The findings suggest childcare programs should be expanded beyond the historic focus of programs for preschool-age children to include older children who stand to gain considerably from greater adult supervision between the end of the school day and a parent's return from work, said Anna Aizer, assistant professor of economics, who led the research.
Aizer's study focused on behavioral problems among the largely unstudied school-age population because research has shown these outcomes are important predictors of success in the labor market. The data consisted of 3,726 children age 10 to 14, born to 2,161 mothers, and gathered from the National Longitudinal Survey of Youth Child-Mother file since 1988. Forthcoming in the Journal of Public Economics, the study is available online by accessing "articles in press" at www.sciencedirect.com/science/journal/00472727
Thirty-two percent of all children in the study reported engaging in any of the four behaviors: truancy, alcohol or drug use, theft, or hurting someone.
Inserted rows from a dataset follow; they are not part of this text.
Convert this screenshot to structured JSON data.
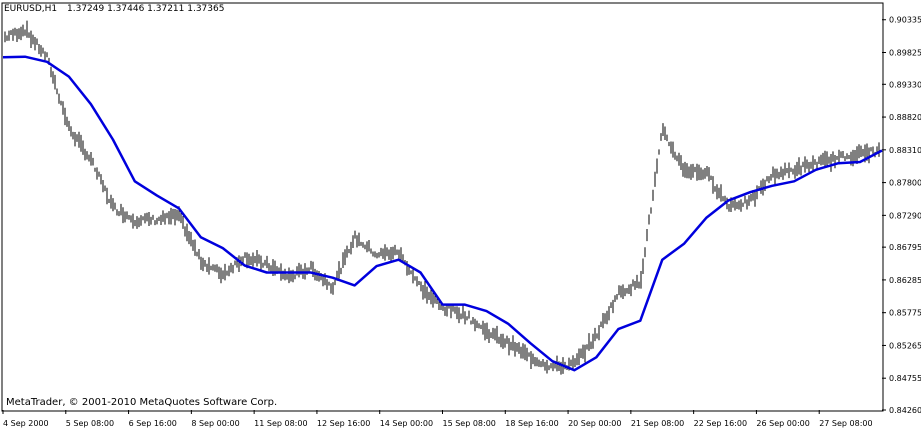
{
  "header": {
    "symbol": "EURUSD,H1",
    "ohlc": "1.37249 1.37446 1.37211 1.37365"
  },
  "copyright": "MetaTrader, © 2001-2010 MetaQuotes Software Corp.",
  "colors": {
    "background": "#ffffff",
    "bars": "#000000",
    "indicator_line": "#0000dd",
    "frame": "#000000"
  },
  "chart_data": {
    "type": "line",
    "title": "EURUSD,H1",
    "ylim": [
      0.8426,
      0.9058
    ],
    "y_ticks": [
      "0.90335",
      "0.89825",
      "0.89330",
      "0.88820",
      "0.88310",
      "0.87800",
      "0.87290",
      "0.86795",
      "0.86285",
      "0.85775",
      "0.85265",
      "0.84755",
      "0.84260"
    ],
    "y_tick_values": [
      0.90335,
      0.89825,
      0.8933,
      0.8882,
      0.8831,
      0.878,
      0.8729,
      0.86795,
      0.86285,
      0.85775,
      0.85265,
      0.84755,
      0.8426
    ],
    "x_ticks": [
      "4 Sep 2000",
      "5 Sep 08:00",
      "6 Sep 16:00",
      "8 Sep 00:00",
      "11 Sep 08:00",
      "12 Sep 16:00",
      "14 Sep 00:00",
      "15 Sep 08:00",
      "18 Sep 16:00",
      "20 Sep 00:00",
      "21 Sep 08:00",
      "22 Sep 16:00",
      "26 Sep 00:00",
      "27 Sep 08:00"
    ],
    "grid": false,
    "series": [
      {
        "kind": "price_bars",
        "x": [
          0,
          2.5,
          5,
          7.5,
          10,
          12.5,
          15,
          17.5,
          20,
          22.5,
          25,
          27.5,
          30,
          32.5,
          35,
          37.5,
          40,
          42.5,
          45,
          47.5,
          50,
          52.5,
          55,
          57.5,
          60,
          62.5,
          65,
          67.5,
          70,
          72.5,
          75,
          77.5,
          80,
          82.5,
          85,
          87.5,
          90,
          92.5,
          95,
          97.5,
          100
        ],
        "values": [
          0.9005,
          0.9018,
          0.8975,
          0.8865,
          0.8815,
          0.8742,
          0.8722,
          0.8722,
          0.8728,
          0.8658,
          0.8637,
          0.8665,
          0.8652,
          0.8633,
          0.8647,
          0.8618,
          0.8695,
          0.8668,
          0.8672,
          0.8617,
          0.8585,
          0.8575,
          0.8548,
          0.853,
          0.8508,
          0.8493,
          0.8497,
          0.8542,
          0.8608,
          0.8625,
          0.886,
          0.88,
          0.8795,
          0.8745,
          0.875,
          0.8792,
          0.88,
          0.881,
          0.8818,
          0.8825,
          0.883
        ]
      },
      {
        "kind": "moving_average",
        "x": [
          0,
          2.5,
          5,
          7.5,
          10,
          12.5,
          15,
          17.5,
          20,
          22.5,
          25,
          27.5,
          30,
          32.5,
          35,
          37.5,
          40,
          42.5,
          45,
          47.5,
          50,
          52.5,
          55,
          57.5,
          60,
          62.5,
          65,
          67.5,
          70,
          72.5,
          75,
          77.5,
          80,
          82.5,
          85,
          87.5,
          90,
          92.5,
          95,
          97.5,
          100
        ],
        "values": [
          0.8975,
          0.8976,
          0.8968,
          0.8945,
          0.8902,
          0.8847,
          0.8782,
          0.876,
          0.874,
          0.8695,
          0.8678,
          0.8651,
          0.864,
          0.864,
          0.864,
          0.8632,
          0.862,
          0.865,
          0.866,
          0.864,
          0.859,
          0.859,
          0.858,
          0.856,
          0.853,
          0.8502,
          0.8488,
          0.8508,
          0.8552,
          0.8565,
          0.866,
          0.8685,
          0.8725,
          0.8752,
          0.8765,
          0.8775,
          0.8782,
          0.88,
          0.881,
          0.8812,
          0.883
        ]
      }
    ]
  }
}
The probability of engaging in each of the behaviors decreased significantly - by at least 23 percent - when a child was supervised after school. Even within the same family, when children are supervised they are less likely to engage in each of the behaviors than an unsupervised sibling, said Aizer.
In addition to the effect of supervision, some of the child and maternal characteristics also had a significant effect on whether or not children engaged in these behaviors. Males were more likely than females to engage in the behaviors; older children were more likely than the younger members of this age group to engage in the behaviors. Also, mothers without a high school diploma were more likely than those with a high school diploma to have children who engaged in any of the behaviors.
The findings controlled for unobserved family or maternal characteristics that may be correlated with child behavior, such as parental permissiveness.
In this study, 25 percent of all children age 10 to 14 reported that an adult was not usually present when they returned from school. Previous research has found that employed parents use a variety of after-school childcare arrangements for children age 5 to 14, the most common of which is in-home care by a non-parent.
The demand for after-school childcare has increased with the number women working outside of the home. Estimates from the U.S. Census Bureau indicate that 78 percent of women with school-age children were in the labor force in 1999, compared to 33 percent in 1950.
In addition, the number of single mothers who work recently increased as a result of state welfare reform efforts that began in the mid-90s. Between 1994 and 1998, welfare caseloads dropped by 48 percent, and the proportion of unmarried female family heads with dependent children rose from 66 to 78 percent, further increasing the need for childcare among low-income families.
The study was supported by the Social Science Research Council's Program in Applied Economics.